Although age-related macular degeneration (AMD) is the leading cause of blindness in the developed world, the techniques for diagnosing and treating eye disease are decidedly lacking. The main indicator used to diagnose pre-symptomatic AMD is the presence of drusen as viewed using fundus photography. Drusen are heterogeneous deposits of oxidized lipids and proteins that form in or on the sub-retinal extracellular matrix sheet termed Bruch's membrane (BrM). BrM is located between the highly metabolic photoreceptors of the outer retina and its main vascular supply, the choriocapillaris, which delivers approximately 90% of the metabolites required by photoreceptors via diffusion. However, when drusen are present in BrM, the distance these metabolites must travel can drastically increase, resulting in a flattening of the concentration gradient and reduction in metabolite delivery. Though small or sparse drusen are recognized as a normal part of aging and not associated with disease progression, large and/or numerous drusen can be considered signs of early AMD. Other hallmarks of AMD include thickening of BrM, decreased BrM hydrolytic conductivity, and vascular dropout, all of which may further contribute to AMD pathology due to inadequate metabolite delivery.
Because oxygen is well-known to be the limiting metabolite in the outer retina, several groups have proposed oxygen deficiency as a key player in multiple degenerative retinal diseases including AMD. Photoreceptors of the outer retina consume oxygen via aerobic respiration to efficiently produce the energy required to maintain dark current for phototransduction. The theory of hypoxia-induced retinal degeneration underlying vision loss is supported by a growing amount of in vitro, in vivo, ex vivo, and clinical evidence.

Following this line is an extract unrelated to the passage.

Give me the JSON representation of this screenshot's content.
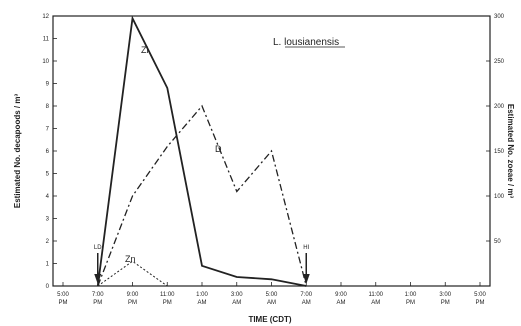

Numerous studies have demonstrated the importance of oxygen regulation in maintaining retinal cell homeostasis as both hypoxia and hyperoxia are capable of inducing apoptosis. In vivo studies using a variety of animals including rats, cats, and non-human primates have shown that oxygen concentration approaches zero near the layer of photoreceptor inner segments even under healthy conditions. Because oxygen concentration at the inner segment is so tightly-regulated, disease-related morphological changes that are frequently as large as 30% of the retina's total thickness may disrupt this balance of supply and consumption. These changes may be especially critical in the macula, an area where a thinner and more porous BrM has evolved to combat the lack of retinal vasculature and high density of the more metabolically-costly cone photoreceptors.
Clinically, oxygen supplementation has been shown to decrease photoreceptor death in patients with retinal detachment. This therapy aims to counteract the drop in oxygen delivery associated with a pathological increase in diffusion distance by raising the peak dissolved oxygen concentration. Others have shown that photoreceptor degeneration is (approximately 16-fold) more highly correlated with drusen height than with drusen width. This evidence is again congruent with the idea that photoreceptor degeneration may be a result of insufficient metabolite transport due to increased diffusion distance while simultaneously calling into question the validity of using drusen width as the main criteria for AMD diagnosis. In addition, wet AMD (choroidal neovascularization) is likely the body's attempted healing response to outer retinal hypoxia. When challenged with insufficient oxygen, cells of the retina attempt to increase vascular density and perfusion through a vascular endothelial growth factor (VEGF) dependent pathway. However, excessive VEGF signaling in the eye can cause aberrant vessel growth into the neural retina resulting in edema and rapid visual loss as seen in wet AMD.